In Insights into Christian Esoterism Rene Guenon points out that the traditional significance of the heart refers to the intellect and not to feelings. This is one of the clues to unlocking the secret language of Dante of the Divine Comedy.
The cuore gentile [kind heart] of the Fedeli d’Amore is the heart purified, that is, devoid of all that concerns worldly objects, and by this very fact made ready to receive interior illumination. It is remarkable that an identical doctrine is found in Taoism.
What is also remarkable is that an identical doctrine is found in Meditations on the Tarot. On the Bateleur, Valentin Tomberg writes:
The first Arcanum, the underlying principle of the other 21 Major Arcana of the Tarot, is that of the connection between personal effort and spiritual reality. It holds the first place in the series because if one does not understand it (i.e., grasped in cognitive and realized practical experience), one will not know what to do with all the other arcana. For it is the Bateleur who is called to reveal the practical method relating to all the arcana.
So here are the two terms in the connection.
- Personal Effort: the heart purified.
- Spiritual Reality: interior illumination.
We can immediately see the connection between the practice of the Fedeli d’Amore and the first two arcana. In the second Arcana of the High Priestess, where we learn to clarify the soul as was pointed out in The Word is made Flesh. So for Dante, the personal effort of purifying the heart makes it ready to receive the interior illumination of the spirit.

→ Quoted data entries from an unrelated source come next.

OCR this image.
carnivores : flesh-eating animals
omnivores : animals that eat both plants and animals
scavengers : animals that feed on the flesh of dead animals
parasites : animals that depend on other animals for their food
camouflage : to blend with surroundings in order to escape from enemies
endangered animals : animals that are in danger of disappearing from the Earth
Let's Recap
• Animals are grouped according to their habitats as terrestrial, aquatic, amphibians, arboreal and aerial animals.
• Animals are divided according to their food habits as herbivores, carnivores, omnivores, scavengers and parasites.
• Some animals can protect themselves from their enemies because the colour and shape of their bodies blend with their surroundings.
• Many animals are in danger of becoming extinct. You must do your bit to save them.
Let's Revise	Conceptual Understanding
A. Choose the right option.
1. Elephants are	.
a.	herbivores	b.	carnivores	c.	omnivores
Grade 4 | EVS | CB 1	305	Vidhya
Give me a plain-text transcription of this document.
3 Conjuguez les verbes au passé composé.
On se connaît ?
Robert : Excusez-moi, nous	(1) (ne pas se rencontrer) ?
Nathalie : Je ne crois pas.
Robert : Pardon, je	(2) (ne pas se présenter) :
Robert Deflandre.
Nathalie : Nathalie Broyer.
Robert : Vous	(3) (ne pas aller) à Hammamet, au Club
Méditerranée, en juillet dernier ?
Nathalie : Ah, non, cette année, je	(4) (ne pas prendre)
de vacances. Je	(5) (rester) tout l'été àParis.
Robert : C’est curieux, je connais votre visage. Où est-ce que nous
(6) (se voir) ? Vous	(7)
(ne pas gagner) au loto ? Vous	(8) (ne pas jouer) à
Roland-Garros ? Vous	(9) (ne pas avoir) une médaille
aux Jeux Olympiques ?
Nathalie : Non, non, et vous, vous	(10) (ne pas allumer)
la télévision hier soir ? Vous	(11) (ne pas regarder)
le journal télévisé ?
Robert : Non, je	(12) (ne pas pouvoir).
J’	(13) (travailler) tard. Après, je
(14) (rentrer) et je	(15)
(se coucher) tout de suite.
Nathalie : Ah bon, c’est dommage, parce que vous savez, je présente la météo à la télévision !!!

Regarding the lesson of the first Arcanum, could we say that this is the same reason Christ’s first miracle in the Gospel of St. John is the turning of water into wine?
I’ve begun looking at the seven miracles as a kind of ‘school’, particularly using them as rosary meditations, and it struck me that the playful ease which allows concentration without effort that wine can bring about is the same attitude that Le Bateleur seeks to teach us. In other words, the first miracle restores the attitude which will make spiritual endeavors fruitful.